Küba'nın barındırdığı bu ekonomik kontrast, kolay yoldan para kazanmak isteyen fahişelerin, dolandırıcıların ve hırsızların türemesine sebep olmuştu. Şunu hayal edin, ortalama bir turistin cebinde belki de ortalama bir Kübalının hayatı boyunca görebileceğinden daha fazla para var. Sonuç kaçınılmazdı.

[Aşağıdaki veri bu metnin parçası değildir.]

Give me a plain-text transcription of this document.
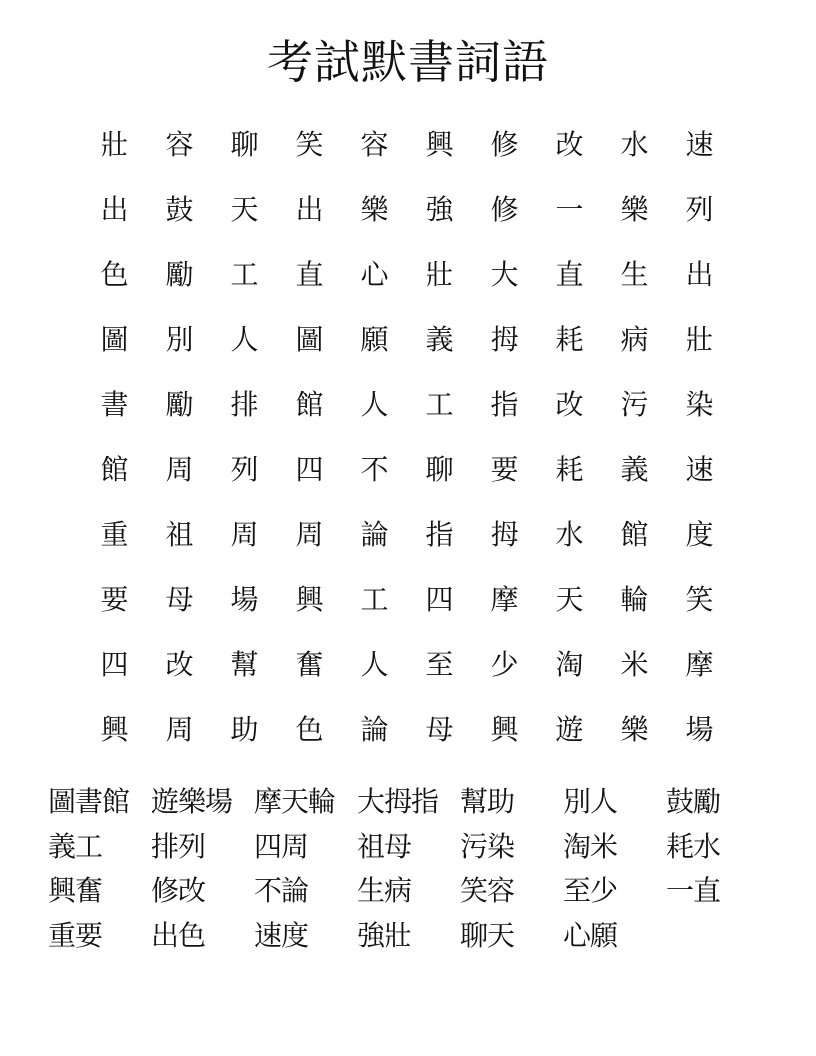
考試默書詞語
壯	容	聊	笑	容	興	修	改	水	速
出	鼓	天	出	樂	強	修	一	樂	列
色	勵	工	直	心	壯	大	直	生	出
圖	別	人	圖	願	義	拇	耗	病	壯
書	勵	排	館	人	工	指	改	污	染
館	周	列	四	不	聊	要	耗	義	速
重	祖	周	周	論	指	拇	水	館	度
要	母	場	興	工	四	摩	天	輪	笑
四	改	幫	奮	人	至	少	淘	米	摩
興	周	助	色	論	母	興	遊	樂	場
圖書館 遊樂場 摩天輪 大拇指 幫助	別人	鼓勵
義工	排列	四周	祖母	污染	淘米	耗水
興奮	修改	不論	生病	笑容	至少	一直
重要	出色	速度	強壯	聊天	心願
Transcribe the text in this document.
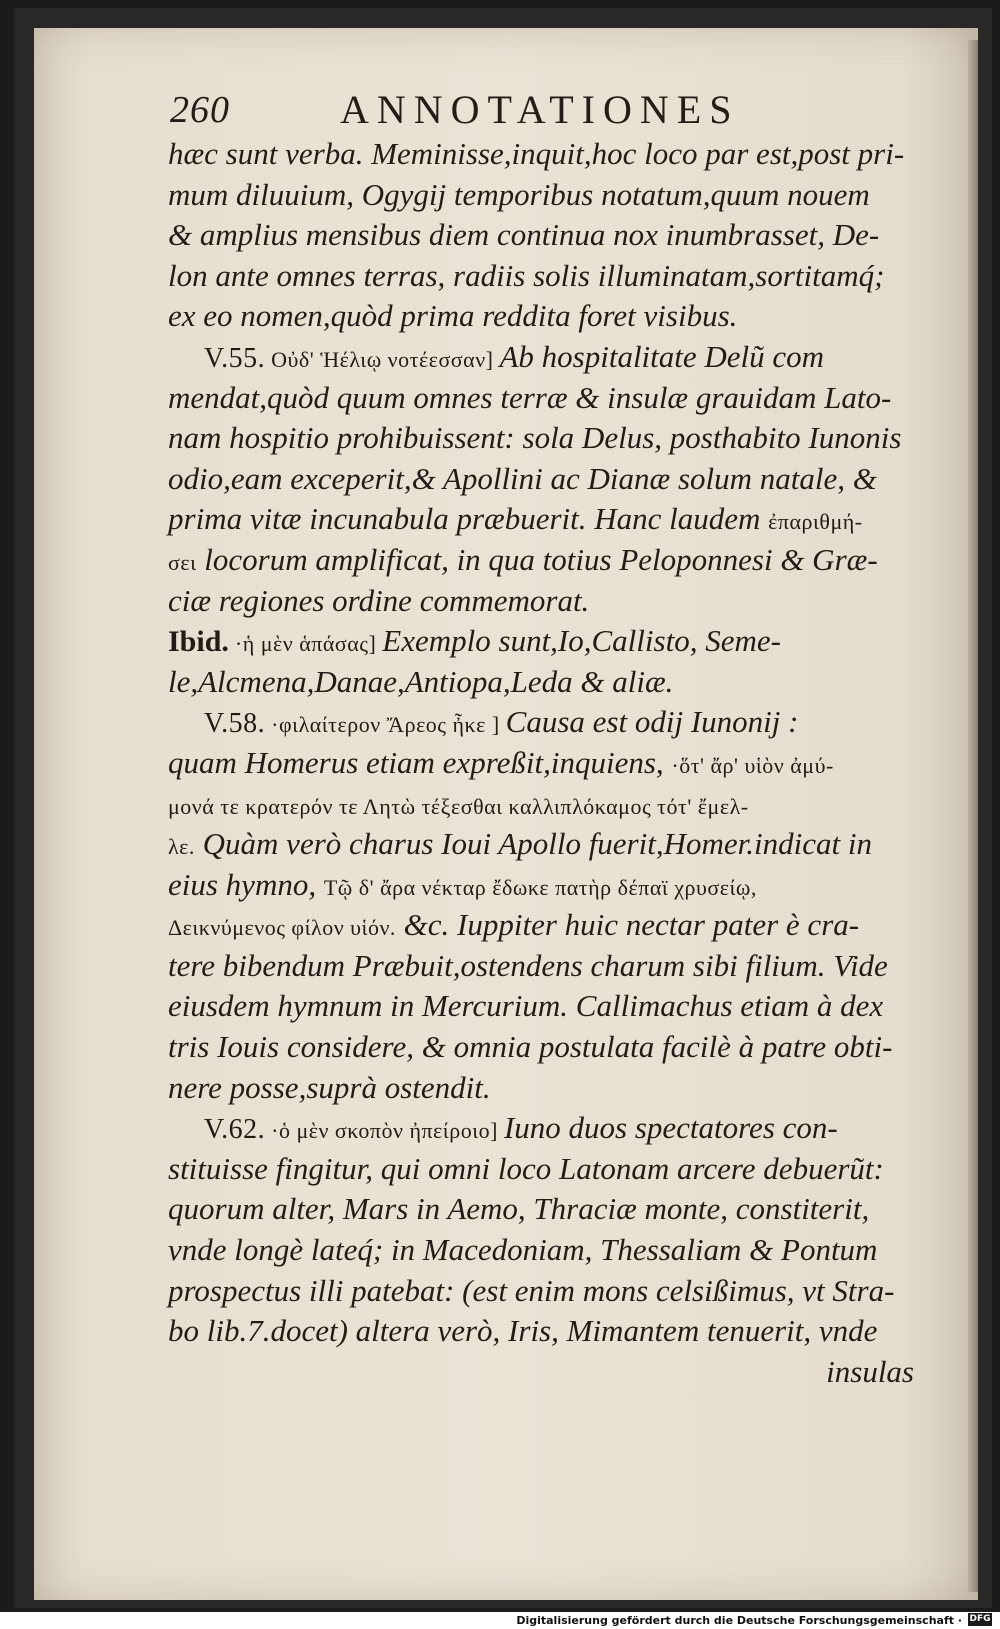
260	ANNOTATIONES
hæc sunt verba. Meminisse,inquit,hoc loco par est,post pri-
mum diluuium, Ogygij temporibus notatum,quum nouem
& amplius mensibus diem continua nox inumbrasset, De-
lon ante omnes terras, radiis solis illuminatam,sortitamq́;
ex eo nomen,quòd prima reddita foret visibus.
V.55. Οὐδ' Ἡέλιῳ νοτέεσσαν] Ab hospitalitate Delũ com
mendat,quòd quum omnes terræ & insulæ grauidam Lato-
nam hospitio prohibuissent: sola Delus, posthabito Iunonis
odio,eam exceperit,& Apollini ac Dianæ solum natale, &
prima vitæ incunabula præbuerit. Hanc laudem ἐπαριθμή-
σει locorum amplificat, in qua totius Peloponnesi & Græ-
ciæ regiones ordine commemorat.
Ibid. ·ἡ μὲν ἁπάσας] Exemplo sunt,Io,Callisto, Seme-
le,Alcmena,Danae,Antiopa,Leda & aliæ.
V.58. ·φιλαίτερον Ἄρεος ἦκε ] Causa est odij Iunonij :
quam Homerus etiam expreßit,inquiens, ·ὅτ' ἄρ' υἱὸν ἀμύ-
μονά τε κρατερόν τε Λητὼ τέξεσθαι καλλιπλόκαμος τότ' ἔμελ-
λε. Quàm verò charus Ioui Apollo fuerit,Homer.indicat in
eius hymno, Τῷ δ' ἄρα νέκταρ ἔδωκε πατὴρ δέπαϊ χρυσείῳ,
Δεικνύμενος φίλον υἱόν. &c. Iuppiter huic nectar pater è cra-
tere bibendum Præbuit,ostendens charum sibi filium. Vide
eiusdem hymnum in Mercurium. Callimachus etiam à dex
tris Iouis considere, & omnia postulata facilè à patre obti-
nere posse,suprà ostendit.
V.62. ·ὁ μὲν σκοπὸν ἠπείροιο] Iuno duos spectatores con-
stituisse fingitur, qui omni loco Latonam arcere debuerũt:
quorum alter, Mars in Aemo, Thraciæ monte, constiterit,
vnde longè lateq́; in Macedoniam, Thessaliam & Pontum
prospectus illi patebat: (est enim mons celsißimus, vt Stra-
bo lib.7.docet) altera verò, Iris, Mimantem tenuerit, vnde
insulas
Digitalisierung gefördert durch die Deutsche Forschungsgemeinschaft · DFG
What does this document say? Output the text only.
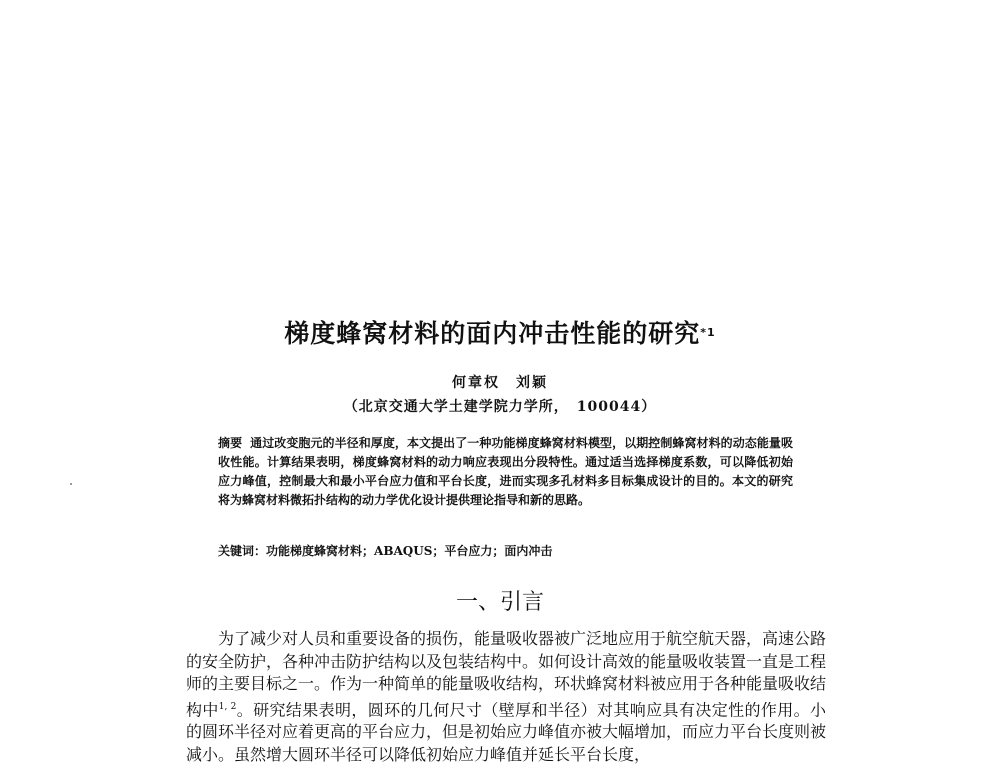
梯度蜂窝材料的面内冲击性能的研究$^{*1}$
何章权　刘颖
（北京交通大学土建学院力学所，　100044）
摘要 通过改变胞元的半径和厚度，本文提出了一种功能梯度蜂窝材料模型，以期控制蜂窝材料的动态能量吸收性能。计算结果表明，梯度蜂窝材料的动力响应表现出分段特性。通过适当选择梯度系数，可以降低初始应力峰值，控制最大和最小平台应力值和平台长度，进而实现多孔材料多目标集成设计的目的。本文的研究将为蜂窝材料微拓扑结构的动力学优化设计提供理论指导和新的思路。
关键词：功能梯度蜂窝材料；ABAQUS；平台应力；面内冲击
一、引言
为了减少对人员和重要设备的损伤，能量吸收器被广泛地应用于航空航天器，高速公路的安全防护，各种冲击防护结构以及包装结构中。如何设计高效的能量吸收装置一直是工程师的主要目标之一。作为一种简单的能量吸收结构，环状蜂窝材料被应用于各种能量吸收结构中$^{1, 2}$。研究结果表明，圆环的几何尺寸（壁厚和半径）对其响应具有决定性的作用。小的圆环半径对应着更高的平台应力，但是初始应力峰值亦被大幅增加，而应力平台长度则被减小。虽然增大圆环半径可以降低初始应力峰值并延长平台长度，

Tehlikeler & Korunma Yolları
Takside, pazarda ve daha pek çok kamuya açık alanda alışveriş yaparken dikkatli olmak gerekiyor. Çünkü paranın üstünü yerel para birimi CUC'a çok benzeyen ama aslında maddi bir karşılığı bulunmayan Che Guevara bozuk paraları ile veriyorlar.
Havana’daki Casa De La Musica'ya gitmeyin. Önünde bekleyen çok fazla hırsız ve fahişe var. İçerisi de bir o kadar kötü sahne şovlarına ev sahip yapıyor. Eğer bir grup kadın sokakta kolunuza girmeye çalışıyorsa ilk olarak ceplerinizi kontrol edin ve her şey yerli yerindeyse hızlı adımlarla uzaklaşın.
Satılan puroların bazıları sahte. Almadan önce araştırma yapmak ve ürün fazla ucuzsa şüphelenmek gerekiyor. Kolay yoldan turistlerin parasını almaya çalışan çok kişi var. Purolarımızın hepsinin sahte olduğunu Türkiye'ye döndüğümüzde anladık. Neyse ki sahtesinin bile talibi vardı da zararımızı çıkartmış olduk. Sanıldığının aksine o purolar genç kızların değil, yaşlı amcaların kıllı bacaklarında ve tezgahların üstünde sarılıyor.
Devlete ait sarı taksileri kullanmak daha ucuz ve güvenilir. Kaçak taksilere bindiğinizde size şehir turu attırıp yüksek fiyatlar isteyebiliyorlar. Taksilerde para alıp verirken de dikkatli olmakta fayda var. El çabukluğu ile verdiğiniz paranın birimi ve tutarı aniden değişebilir.
Siz siz olun büyükelçilik rezidanslarının bölgesinde yer alan, Fidel Castro'nun evinin bulunduğu sokağa sarhoşken arkadaşlarınızla iddialaşıp girmeyin. Biz ettik siz etmeyin...
Cinsiyet Rollerinin Değişimi
Para biriminden dolayı yolda kadınların turist erkeklere ıslık çalması ve laf atması son derece sık karşılaşılan şeyler. O kadar ki artık bir süre sonra cinsiyet rollerinin tersine döndüğü bir ütopyada olduğunuzu hissediyorsunuz.
Son Olarak
Yazdıklarım lütfen sizi yanıltmasın. Küba fakir insanların olduğu kadar mutlu insanların da ülkesi. Ben hayatım boyunca fakir olduğu halde bu kadar mutlu ve sade hayatlar süren bir toplum görmedim. Evler ve kıyafetler rengarenk. Hiç beklemediğiniz bir anda bir ara sokakta insanlar aniden müzik çalıp dans etmeye başlayabiliyor.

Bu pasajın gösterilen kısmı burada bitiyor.